Mais un refuge comme celui du Viso peut très bien être envisagé comme base pour une randonnée sur place. Le chemin est long (et un peu fastidieux) depuis l’Echalp (terminus navettes) ou même depuis la Roche écroulée (parking). Lac Lestio, col de la Traversette et le fameux tunnel , col de Valante, pointe Joanne: on a le choix.

Un phénomène qui obsède tout le monde : la nebbia, ce fameux brouillard qui enveloppe les sommets et les cols de la frontière. D’où l’interêt de partir tôt.

Une autre grande classique de la randonnée : le tour de la Font Sancte, dans le secteur de Ceillac. Une pratique courante des randonnées d’au moins 1.000 m de dénivelée par jour et une météo favorable sont indispensables.

Une autre variante du GR 58, assez sportive elle aussi, consiste à parcourir la boucle Abriès - lacs du Malrif - refuge des Fonds de Cervières - col de Peas. On peut monter aussi aux lacs du Malrif à partir d’Aiguilles, mais personnellement je préfère le chemin qui part d’Abriès.
A partir du col du Peas, on peut poursuivre sur le GR en direction d’Aiguilles en passant par les hameaux Rouet et les Meyries (celui-ci mérite vraiment une visite). Il est très facile de descendre sur Ville-Vieille où on peut boire un coup (jardin terrasse de l’hôtel Guilazur, ou crique rafraichissante sur les rivages du Guil). Les navettes permettent de regagner son point de départ.

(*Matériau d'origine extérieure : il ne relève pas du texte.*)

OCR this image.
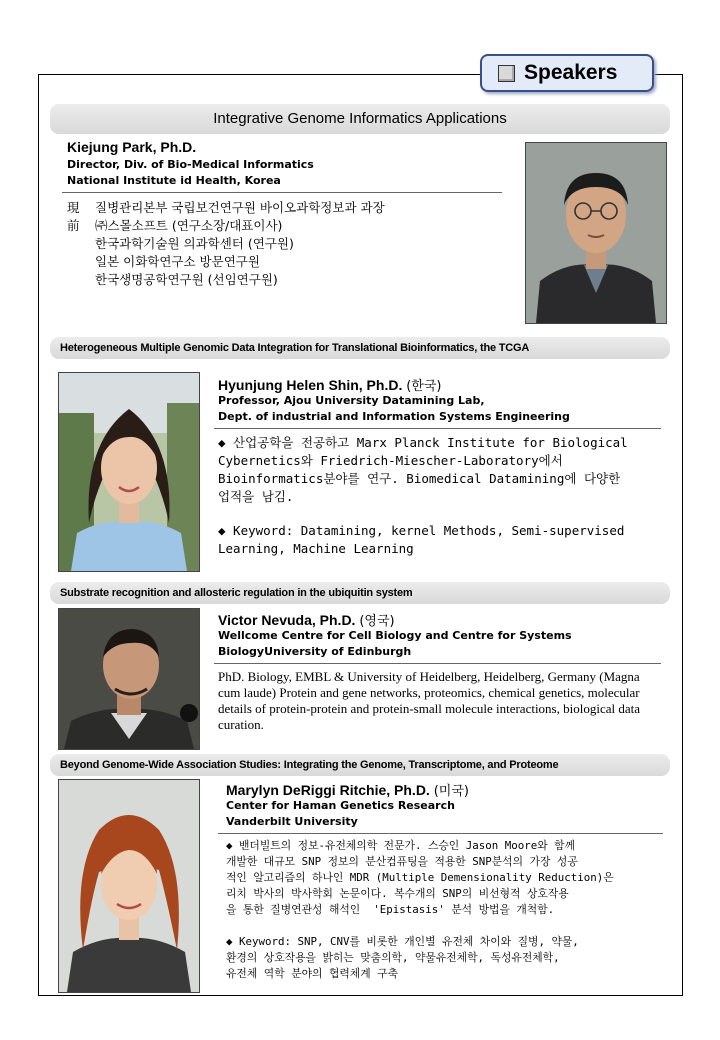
Speakers
Integrative Genome Informatics Applications
Kiejung Park, Ph.D.
Director, Div. of Bio-Medical Informatics
National Institute id Health, Korea
現	질병관리본부 국립보건연구원 바이오과학정보과 과장
前	㈜스몰소프트 (연구소장/대표이사)
한국과학기술원 의과학센터 (연구원)
일본 이화학연구소 방문연구원
한국생명공학연구원 (선임연구원)
Heterogeneous Multiple Genomic Data Integration for Translational Bioinformatics, the TCGA
Hyunjung Helen Shin, Ph.D. (한국)
Professor, Ajou University Datamining Lab,
Dept. of industrial and Information Systems Engineering
◆ 산업공학을 전공하고 Marx Planck Institute for Biological
Cybernetics와 Friedrich-Miescher-Laboratory에서
Bioinformatics분야를 연구. Biomedical Datamining에 다양한
업적을 남김.
◆ Keyword: Datamining, kernel Methods, Semi-supervised
Learning, Machine Learning
Substrate recognition and allosteric regulation in the ubiquitin system
Victor Nevuda, Ph.D. (영국)
Wellcome Centre for Cell Biology and Centre for Systems
BiologyUniversity of Edinburgh
PhD. Biology, EMBL & University of Heidelberg, Heidelberg, Germany (Magna cum laude) Protein and gene networks, proteomics, chemical genetics, molecular details of protein-protein and protein-small molecule interactions, biological data curation.
Beyond Genome-Wide Association Studies: Integrating the Genome, Transcriptome, and Proteome
Marylyn DeRiggi Ritchie, Ph.D. (미국)
Center for Haman Genetics Research
Vanderbilt University
◆ 밴더빌트의 정보-유전체의학 전문가. 스승인 Jason Moore와 함께
개발한 대규모 SNP 정보의 분산컴퓨팅을 적용한 SNP분석의 가장 성공
적인 알고리즘의 하나인 MDR (Multiple Demensionality Reduction)은
리치 박사의 박사학회 논문이다. 복수개의 SNP의 비선형적 상호작용
을 통한 질병연관성 해석인  'Epistasis' 분석 방법을 개척함.
◆ Keyword: SNP, CNV를 비롯한 개인별 유전체 차이와 질병, 약물,
환경의 상호작용을 밝히는 맞춤의학, 약물유전체학, 독성유전체학,
유전체 역학 분야의 협력체계 구축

Bien pratiques, les navettes, pour raccourcir le chemin ou prendre une échappatoire afin de descendre vers un village ou un arrêt en cas de fatigue ou mauvais temps, ou gérer une randonnée à la carte, sans être prisonnier d’un GR.

Attention: ce lien concerne l’année 2024.

https://www.ccguillestroisqueyras.fr/vivre/deplacements/navettes-ete/

Bonjour Mado,

Un grand merci pour votre réponse très complète et riche en détails ! Je n’avais pas réalisé à quel point les randonnées vers les refuges italiens étaient accessibles depuis le Queyras – c’est une belle surprise. Vous donnez envie de traverser la frontière à pied !

Je vais étudier toutes ces idées avec beaucoup d’attention. Les itinéraires que vous mentionnez, entre cols, lacs, variantes du GR58 et passages par des refuges authentiques, correspondent parfaitement à ce que je cherchais. C’est un vrai plaisir de lire les conseils de quelqu’un qui connaît si bien le terrain. On sent la passion et l’expérience derrière vos mots.

Merci encore pour ce partage généreux. C’est précieux !

Et belles randos à vous aussi !

Ce message de remerciement fait chaud au coeur. Pour beaucoup, le Queyras, c’est une belle histoire. Lorsque j’ai débarqué pour la première fois dans ce massif, au début des années 1980 (!), je n’y connaissais rien en matière de montagne, de randonnée, sauf les stages de cartographie/orientation ou randonnées/bivouac organisés pour les groupes de jeunes.
En fait, et je pense notamment au Queyras, j’ai beaucoup reçu et je revis les instants vécus avec gratitude: les hébergeurs, parfois taquins, surtout avec les novices, les randonneurs expérimentés (“les cafistes des années soixante”, autrement dit “les vieux”) qui nous abreuvaient de conseils, les vieux guides, qu’on écoutait religieusement, à l’heure de l’apéro, dans des gîtes comme Le Gabelous à Saint-Véran, les moniteurs de ski de fond, qui nous ont donné le goût de l’autonomie et des grands espaces.
Une foule se tient à mes côtés pour recevoir vos remerciements si chaleureux.